Lurking for some transparency on grand design decisions of PyTorch and Caffe2 teams

It seems Caffe2 is faster on introducing new neural net layers into the core, and there also seem no systematic benchmarks on speed of ops by two frameworks

Is there convergence planned for both PyTorch and Caffe2 provide the same ops running on the same backends?

Is PyTorch looking to generally port all main ops to native ATen ops?

What is the general idea of going forward for torch.script? Will it evolve into a general compiler / optimizer working on graphs or some industry-standardized IR (like what LLVM became to be; then support for future languages is easier, say Julia or even JavaScript) ?

Thanks!

justusschock · July 25, 2018, 3:09pm

Road to 1.0 should answer nearly all your questions.
For the benchmarks you may look at this, this or this link. They usually are not comparing single ops but to get a general overview it is still usable, even if they don’t use the current stable release. @smth does not even compare with Pytorch but with torch which should be equally fast as huge parts of the backends are/were the same (not sure what has been changed by migration to ATen).

vadimkantorov · July 25, 2018, 4:03pm

I did read the blog post before posting this, but thanks for the link though. Unfortunately, I could not understand specifics from the blog post, I am re-phrasing them below:

What does we decided to marry PyTorch and Caffe2 which gives the production-level readiness for PyTorch mean exactly?

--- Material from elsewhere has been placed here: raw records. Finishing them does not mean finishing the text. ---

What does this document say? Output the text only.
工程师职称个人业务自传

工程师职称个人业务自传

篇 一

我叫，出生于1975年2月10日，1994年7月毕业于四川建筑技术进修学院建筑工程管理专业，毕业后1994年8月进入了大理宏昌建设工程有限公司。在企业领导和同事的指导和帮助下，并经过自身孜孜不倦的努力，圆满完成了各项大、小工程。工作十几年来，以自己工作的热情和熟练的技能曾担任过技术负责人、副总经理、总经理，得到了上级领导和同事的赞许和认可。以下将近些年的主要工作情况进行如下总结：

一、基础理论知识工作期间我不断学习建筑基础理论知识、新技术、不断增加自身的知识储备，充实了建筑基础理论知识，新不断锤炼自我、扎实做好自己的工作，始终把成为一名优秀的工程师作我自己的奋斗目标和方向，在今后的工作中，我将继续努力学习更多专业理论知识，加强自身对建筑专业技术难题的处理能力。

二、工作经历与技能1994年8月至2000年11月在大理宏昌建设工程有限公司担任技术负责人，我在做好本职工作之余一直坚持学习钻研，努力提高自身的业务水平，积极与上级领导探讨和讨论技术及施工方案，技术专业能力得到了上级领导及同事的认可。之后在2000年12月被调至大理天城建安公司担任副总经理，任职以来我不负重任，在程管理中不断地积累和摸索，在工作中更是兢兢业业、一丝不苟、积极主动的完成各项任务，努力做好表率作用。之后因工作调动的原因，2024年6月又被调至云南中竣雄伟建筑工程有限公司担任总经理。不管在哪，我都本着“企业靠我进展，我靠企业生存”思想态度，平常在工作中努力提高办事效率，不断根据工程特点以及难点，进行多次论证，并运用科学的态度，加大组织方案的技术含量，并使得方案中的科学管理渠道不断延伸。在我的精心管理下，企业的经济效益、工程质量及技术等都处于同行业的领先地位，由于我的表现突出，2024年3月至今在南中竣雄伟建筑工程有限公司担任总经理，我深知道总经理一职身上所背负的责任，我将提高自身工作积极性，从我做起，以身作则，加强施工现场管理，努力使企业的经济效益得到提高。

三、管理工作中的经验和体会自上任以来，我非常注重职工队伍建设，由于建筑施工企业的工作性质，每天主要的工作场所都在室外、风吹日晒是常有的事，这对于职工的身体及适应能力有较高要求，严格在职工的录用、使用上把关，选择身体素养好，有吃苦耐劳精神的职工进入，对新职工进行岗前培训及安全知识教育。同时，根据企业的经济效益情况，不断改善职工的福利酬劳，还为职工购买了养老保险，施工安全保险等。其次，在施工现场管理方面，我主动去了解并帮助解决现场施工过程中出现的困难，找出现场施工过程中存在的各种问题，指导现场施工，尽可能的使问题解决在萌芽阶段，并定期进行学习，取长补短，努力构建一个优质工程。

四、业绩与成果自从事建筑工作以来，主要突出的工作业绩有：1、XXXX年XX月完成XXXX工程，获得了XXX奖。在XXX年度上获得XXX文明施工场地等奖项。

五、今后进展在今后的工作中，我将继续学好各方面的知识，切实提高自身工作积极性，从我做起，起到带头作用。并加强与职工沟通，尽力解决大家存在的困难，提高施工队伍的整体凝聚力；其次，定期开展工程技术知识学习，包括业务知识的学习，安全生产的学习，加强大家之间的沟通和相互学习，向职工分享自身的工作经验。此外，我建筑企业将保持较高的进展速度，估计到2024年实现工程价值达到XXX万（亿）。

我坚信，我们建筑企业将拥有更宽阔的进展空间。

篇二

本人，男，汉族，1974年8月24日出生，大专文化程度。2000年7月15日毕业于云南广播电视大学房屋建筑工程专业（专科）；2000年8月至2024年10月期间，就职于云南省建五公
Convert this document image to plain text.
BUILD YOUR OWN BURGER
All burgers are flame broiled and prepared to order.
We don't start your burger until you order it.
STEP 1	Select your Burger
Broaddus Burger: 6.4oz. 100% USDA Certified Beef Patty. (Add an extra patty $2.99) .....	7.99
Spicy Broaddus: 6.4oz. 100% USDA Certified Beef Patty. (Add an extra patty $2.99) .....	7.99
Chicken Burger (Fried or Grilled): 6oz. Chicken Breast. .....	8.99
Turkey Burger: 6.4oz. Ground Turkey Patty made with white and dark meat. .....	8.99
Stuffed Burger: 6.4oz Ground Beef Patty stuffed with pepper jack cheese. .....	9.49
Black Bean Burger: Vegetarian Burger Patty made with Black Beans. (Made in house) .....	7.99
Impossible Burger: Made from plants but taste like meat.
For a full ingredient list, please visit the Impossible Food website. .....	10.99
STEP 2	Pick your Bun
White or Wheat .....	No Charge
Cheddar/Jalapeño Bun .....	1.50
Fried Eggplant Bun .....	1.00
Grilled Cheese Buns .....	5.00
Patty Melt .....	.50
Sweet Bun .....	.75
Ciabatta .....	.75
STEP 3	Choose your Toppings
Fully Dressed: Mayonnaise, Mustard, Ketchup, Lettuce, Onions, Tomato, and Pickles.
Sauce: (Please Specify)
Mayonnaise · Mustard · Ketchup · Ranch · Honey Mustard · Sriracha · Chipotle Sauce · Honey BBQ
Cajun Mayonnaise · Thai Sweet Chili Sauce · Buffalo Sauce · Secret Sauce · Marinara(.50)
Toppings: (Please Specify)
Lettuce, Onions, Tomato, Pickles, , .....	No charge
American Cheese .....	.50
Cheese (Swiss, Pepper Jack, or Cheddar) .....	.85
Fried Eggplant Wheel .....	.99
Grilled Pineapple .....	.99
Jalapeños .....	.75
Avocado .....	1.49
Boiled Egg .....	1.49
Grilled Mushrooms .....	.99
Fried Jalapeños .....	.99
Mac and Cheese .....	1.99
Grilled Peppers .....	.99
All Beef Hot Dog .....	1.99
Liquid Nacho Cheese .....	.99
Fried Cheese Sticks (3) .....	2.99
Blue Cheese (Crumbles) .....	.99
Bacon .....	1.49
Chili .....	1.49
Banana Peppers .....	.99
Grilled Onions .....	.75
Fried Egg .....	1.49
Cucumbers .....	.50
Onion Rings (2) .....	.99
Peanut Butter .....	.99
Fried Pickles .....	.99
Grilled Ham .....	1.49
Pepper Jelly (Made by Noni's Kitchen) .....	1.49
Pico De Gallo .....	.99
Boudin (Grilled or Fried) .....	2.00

Does it mean that more of backend ops from Caffe2 and PyTorch are going to converge? Yes, from the blog post it is clear that the export and interchange is going to be easier, but I could not understand if more convergence is planned (at least for NVidia GPU / CPU ops).

For torch.script - yes, from the blog post it is clear it helps to optimize PyTorch (or imported models), but does it aim a larger place in the ecosystem (maybe even separated from PyTorch itself?)?

justusschock · July 25, 2018, 5:16pm

I read on github, that there is a new backend called C10 in progress which combines features and backends from ATen and Caffe2. This backend should be a more generic one which means that adding new tensor types and similar stuff will be easier (the actual discussion was about introducing complex tensors).

For me it reads like this will become a larger ecosystem (together with everything else from the jit-part) and the traced models will will be python- (and thus also pytorch-independent) but still have strong backend-dependencies (which will most likely be C10 at that time).